Entenda a proibição de caixas de som
O texto do projeto de lei detalha as condições para a utilização de equipamentos sonoros, estabelecendo como regra geral a restrição ao uso de caixas de som e alto-falantes por banhistas. A única exceção prevista na legislação é para eventos que possuam autorização expressa da Prefeitura de Itajaí. Nestes casos específicos, a permissão para o uso de sonorização será limitada a áreas previamente delimitadas e deverá seguir rigorosamente as normas estabelecidas para volume e horário de funcionamento, conforme a legislação vigente na cidade.

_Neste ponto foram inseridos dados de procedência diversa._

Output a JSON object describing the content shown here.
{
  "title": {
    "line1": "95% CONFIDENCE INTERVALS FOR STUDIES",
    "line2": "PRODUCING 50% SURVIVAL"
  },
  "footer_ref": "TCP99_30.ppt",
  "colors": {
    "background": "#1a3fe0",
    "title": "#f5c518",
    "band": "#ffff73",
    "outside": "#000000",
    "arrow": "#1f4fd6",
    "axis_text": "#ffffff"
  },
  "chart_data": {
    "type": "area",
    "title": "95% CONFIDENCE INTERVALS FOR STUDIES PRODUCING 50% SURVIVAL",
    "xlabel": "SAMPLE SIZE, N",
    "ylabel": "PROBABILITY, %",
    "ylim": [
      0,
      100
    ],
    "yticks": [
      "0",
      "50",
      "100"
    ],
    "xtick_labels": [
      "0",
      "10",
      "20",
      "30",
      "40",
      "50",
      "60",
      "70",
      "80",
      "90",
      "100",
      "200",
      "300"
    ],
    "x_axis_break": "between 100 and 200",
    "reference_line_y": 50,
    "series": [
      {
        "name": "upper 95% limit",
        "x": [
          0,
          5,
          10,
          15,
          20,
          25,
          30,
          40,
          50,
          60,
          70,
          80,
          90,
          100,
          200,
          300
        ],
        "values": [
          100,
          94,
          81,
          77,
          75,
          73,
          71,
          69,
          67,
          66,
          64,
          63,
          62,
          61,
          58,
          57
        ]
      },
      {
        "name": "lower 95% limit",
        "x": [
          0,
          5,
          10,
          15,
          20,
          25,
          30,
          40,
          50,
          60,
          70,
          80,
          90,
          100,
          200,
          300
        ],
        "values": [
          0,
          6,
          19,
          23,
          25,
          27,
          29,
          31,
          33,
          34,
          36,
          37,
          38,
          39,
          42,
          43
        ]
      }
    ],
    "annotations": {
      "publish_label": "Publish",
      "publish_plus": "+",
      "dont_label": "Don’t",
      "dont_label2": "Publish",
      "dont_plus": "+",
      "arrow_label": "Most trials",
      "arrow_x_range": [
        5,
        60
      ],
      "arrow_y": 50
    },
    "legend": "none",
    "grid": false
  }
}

Regras da proibição de caixas de som
Para garantir o cumprimento da nova regra, o projeto estabelece um sistema de penalidades progressivas. Em um primeiro momento, o infrator que for flagrado utilizando os equipamentos proibidos receberá uma advertência. Caso a pessoa persista na irregularidade, configurando reincidência, será aplicada uma multa no valor de duas unidades fiscais do município, o que equivale atualmente a R$ 482,60. Além da sanção financeira, as autoridades poderão realizar a apreensão temporária do equipamento de som utilizado no momento da infração.
Penalidades pela proibição de caixas de som
Antes da votação em plenário, o projeto passou por ajustes técnicos. O autor da proposta solicitou a votação em destaque para a rejeição de trechos específicos da redação original, seguindo orientação do parecer jurídico da casa legislativa e do Observatório Social. Com a aprovação em primeira discussão, a proposta agora seguirá para uma segunda rodada de votação. Se for novamente aprovado pelos vereadores, o projeto de lei será encaminhado para a sanção do prefeito municipal para que possa entrar em vigor.